After retiring from those administrative duties, Dickens gravitated back to the theater where he interviewed several professional actresses for the play The Frozen Deep, which he co-wrote with protégé, Wilkie Collins. Casting for the play went better than Dickens could have imagined. The author fell in love with one of the actresses, Ellen Ternan, and the two began a passionate affair that lasted the rest of his life. He was forty-five and she, eighteen when they consummated their love, even though the affair went against all Victorian convention. Dickens separated from his wife, Catherine, in 1858 because divorce would have meant professional suicide. When Catherine moved out of their home, she took one child with her, leaving the others to be raised by her sister Georgina.
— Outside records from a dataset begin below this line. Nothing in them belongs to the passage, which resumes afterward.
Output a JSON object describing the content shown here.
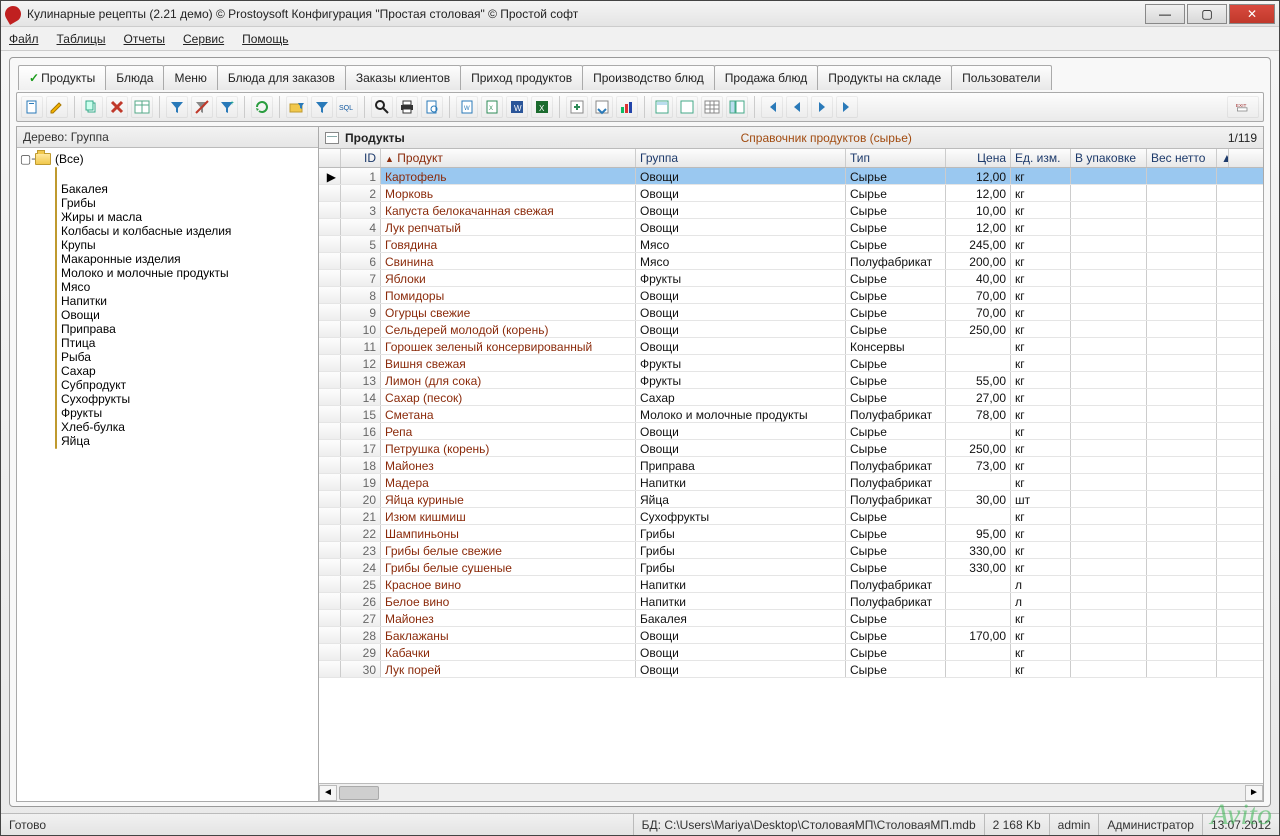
{
  "window": {
    "title": "Кулинарные рецепты (2.21 демо) © Prostoysoft   Конфигурация \"Простая столовая\" © Простой софт"
  },
  "menu": [
    "Файл",
    "Таблицы",
    "Отчеты",
    "Сервис",
    "Помощь"
  ],
  "tabs": [
    {
      "label": "Продукты",
      "active": true
    },
    {
      "label": "Блюда"
    },
    {
      "label": "Меню"
    },
    {
      "label": "Блюда для заказов"
    },
    {
      "label": "Заказы клиентов"
    },
    {
      "label": "Приход продуктов"
    },
    {
      "label": "Производство блюд"
    },
    {
      "label": "Продажа блюд"
    },
    {
      "label": "Продукты на складе"
    },
    {
      "label": "Пользователи"
    }
  ],
  "tree": {
    "header": "Дерево: Группа",
    "root": "(Все)",
    "items": [
      "",
      "Бакалея",
      "Грибы",
      "Жиры и масла",
      "Колбасы и колбасные изделия",
      "Крупы",
      "Макаронные изделия",
      "Молоко и молочные продукты",
      "Мясо",
      "Напитки",
      "Овощи",
      "Приправа",
      "Птица",
      "Рыба",
      "Сахар",
      "Субпродукт",
      "Сухофрукты",
      "Фрукты",
      "Хлеб-булка",
      "Яйца"
    ]
  },
  "grid": {
    "title": "Продукты",
    "subtitle": "Справочник продуктов (сырье)",
    "count": "1/119",
    "cols": {
      "id": "ID",
      "product": "Продукт",
      "group": "Группа",
      "type": "Тип",
      "price": "Цена",
      "unit": "Ед. изм.",
      "pack": "В упаковке",
      "net": "Вес нетто"
    },
    "sort_indicator": "▲",
    "rows": [
      {
        "id": 1,
        "product": "Картофель",
        "group": "Овощи",
        "type": "Сырье",
        "price": "12,00",
        "unit": "кг",
        "selected": true
      },
      {
        "id": 2,
        "product": "Морковь",
        "group": "Овощи",
        "type": "Сырье",
        "price": "12,00",
        "unit": "кг"
      },
      {
        "id": 3,
        "product": "Капуста белокачанная свежая",
        "group": "Овощи",
        "type": "Сырье",
        "price": "10,00",
        "unit": "кг"
      },
      {
        "id": 4,
        "product": "Лук репчатый",
        "group": "Овощи",
        "type": "Сырье",
        "price": "12,00",
        "unit": "кг"
      },
      {
        "id": 5,
        "product": "Говядина",
        "group": "Мясо",
        "type": "Сырье",
        "price": "245,00",
        "unit": "кг"
      },
      {
        "id": 6,
        "product": "Свинина",
        "group": "Мясо",
        "type": "Полуфабрикат",
        "price": "200,00",
        "unit": "кг"
      },
      {
        "id": 7,
        "product": "Яблоки",
        "group": "Фрукты",
        "type": "Сырье",
        "price": "40,00",
        "unit": "кг"
      },
      {
        "id": 8,
        "product": "Помидоры",
        "group": "Овощи",
        "type": "Сырье",
        "price": "70,00",
        "unit": "кг"
      },
      {
        "id": 9,
        "product": "Огурцы свежие",
        "group": "Овощи",
        "type": "Сырье",
        "price": "70,00",
        "unit": "кг"
      },
      {
        "id": 10,
        "product": "Сельдерей молодой (корень)",
        "group": "Овощи",
        "type": "Сырье",
        "price": "250,00",
        "unit": "кг"
      },
      {
        "id": 11,
        "product": "Горошек зеленый консервированный",
        "group": "Овощи",
        "type": "Консервы",
        "price": "",
        "unit": "кг"
      },
      {
        "id": 12,
        "product": "Вишня свежая",
        "group": "Фрукты",
        "type": "Сырье",
        "price": "",
        "unit": "кг"
      },
      {
        "id": 13,
        "product": "Лимон (для сока)",
        "group": "Фрукты",
        "type": "Сырье",
        "price": "55,00",
        "unit": "кг"
      },
      {
        "id": 14,
        "product": "Сахар (песок)",
        "group": "Сахар",
        "type": "Сырье",
        "price": "27,00",
        "unit": "кг"
      },
      {
        "id": 15,
        "product": "Сметана",
        "group": "Молоко и молочные продукты",
        "type": "Полуфабрикат",
        "price": "78,00",
        "unit": "кг"
      },
      {
        "id": 16,
        "product": "Репа",
        "group": "Овощи",
        "type": "Сырье",
        "price": "",
        "unit": "кг"
      },
      {
        "id": 17,
        "product": "Петрушка (корень)",
        "group": "Овощи",
        "type": "Сырье",
        "price": "250,00",
        "unit": "кг"
      },
      {
        "id": 18,
        "product": "Майонез",
        "group": "Приправа",
        "type": "Полуфабрикат",
        "price": "73,00",
        "unit": "кг"
      },
      {
        "id": 19,
        "product": "Мадера",
        "group": "Напитки",
        "type": "Полуфабрикат",
        "price": "",
        "unit": "кг"
      },
      {
        "id": 20,
        "product": "Яйца куриные",
        "group": "Яйца",
        "type": "Полуфабрикат",
        "price": "30,00",
        "unit": "шт"
      },
      {
        "id": 21,
        "product": "Изюм кишмиш",
        "group": "Сухофрукты",
        "type": "Сырье",
        "price": "",
        "unit": "кг"
      },
      {
        "id": 22,
        "product": "Шампиньоны",
        "group": "Грибы",
        "type": "Сырье",
        "price": "95,00",
        "unit": "кг"
      },
      {
        "id": 23,
        "product": "Грибы белые свежие",
        "group": "Грибы",
        "type": "Сырье",
        "price": "330,00",
        "unit": "кг"
      },
      {
        "id": 24,
        "product": "Грибы белые сушеные",
        "group": "Грибы",
        "type": "Сырье",
        "price": "330,00",
        "unit": "кг"
      },
      {
        "id": 25,
        "product": "Красное вино",
        "group": "Напитки",
        "type": "Полуфабрикат",
        "price": "",
        "unit": "л"
      },
      {
        "id": 26,
        "product": "Белое вино",
        "group": "Напитки",
        "type": "Полуфабрикат",
        "price": "",
        "unit": "л"
      },
      {
        "id": 27,
        "product": "Майонез",
        "group": "Бакалея",
        "type": "Сырье",
        "price": "",
        "unit": "кг"
      },
      {
        "id": 28,
        "product": "Баклажаны",
        "group": "Овощи",
        "type": "Сырье",
        "price": "170,00",
        "unit": "кг"
      },
      {
        "id": 29,
        "product": "Кабачки",
        "group": "Овощи",
        "type": "Сырье",
        "price": "",
        "unit": "кг"
      },
      {
        "id": 30,
        "product": "Лук порей",
        "group": "Овощи",
        "type": "Сырье",
        "price": "",
        "unit": "кг"
      }
    ]
  },
  "status": {
    "ready": "Готово",
    "db_label": "БД:",
    "db_path": "C:\\Users\\Mariya\\Desktop\\СтоловаяМП\\СтоловаяМП.mdb",
    "size": "2 168 Kb",
    "user": "admin",
    "role": "Администратор",
    "date": "13.07.2012"
  },
  "watermark": "Avito"
}
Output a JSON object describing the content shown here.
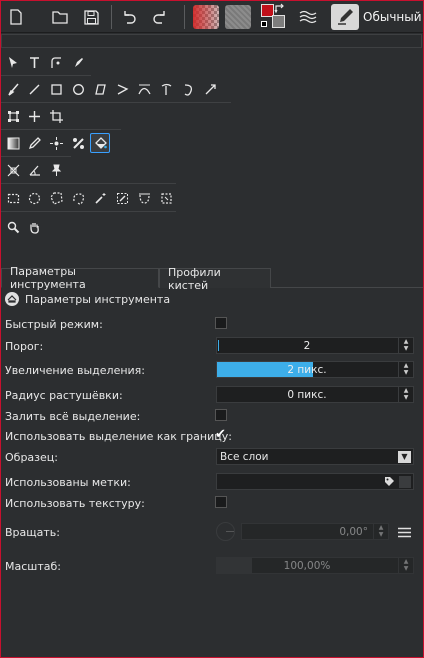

She never saw her husband again.
Around the same time, Dickens tinkered with a plan offering a series of public readings when he was approached by the Great Ormond Street Hospital to help it survive its first looming financial crisis. The author's "Drooping Buds" essay in Household Words on April 3, 1852, set things back on track. The hospital's founders acknowledged that Dickens' work had been the catalyst that began turning the hospital's finances around. The author, whose philanthropy was widely known, went on to launch a series of public readings to secure sufficient funds for an endowment to put the hospital on a permanently sound financial footing. One reading on February 9, 1858, raised £3,000 on its own!
In 1868-69, Dickens gave a series of "farewell readings" in England, Scotland, and Ireland. He made eighty-seven of a hundred proposed appearances before falling victim to his first stroke. He canceled the remainder of his tour on his doctor's advice, after which he recuperated while working on his final novel, The Mystery of Edwin Drood. When he recovered, his doctor approved plans for a final series of readings to help make up for what his sponsors had lost during the hospitalization. Dickens gave twelve more performances, the last at St. James' Hall in London. Although gravely ill, he managed to read A Christmas Carol and The Trial from Pickwick. On May 2, he made his last public appearance at a Royal Academy banquet in the presence of the Prince and Princess of Wales, paying special tribute to his recently deceased friend and illustrator Daniel Maclise.
On June 8, 1870, Dickens suffered his second stroke at home after a full day's work on Edwin Drood. He never regained consciousness, dying the next day at Gads Hill Place. Biographer Claire Tomalin suggested Dickens was actually in Peckham when he suffered the stroke. His mistress removed his remains back to Gads Hill so the public would never know the truth about their relationship. Contrary to his wish to be buried at Rochester Cathedral "in an inexpensive, unostentatious, and strictly private manner," he was laid to rest in the Poets' Corner of Westminster Abbey. A printed epitaph circulated at the time of the funeral read:
"To the Memory of Charles Dickens (England's most popular author) who died at his residence, Higham, near Rochester, Kent, June 9 1870 ... He was a sympathiser with the poor, the suffering, and the oppressed; and by his death, one of England's greatest writers is lost to the world."
Humanist, moralist, and ethicist Charles Dickens died at age fifty-eight.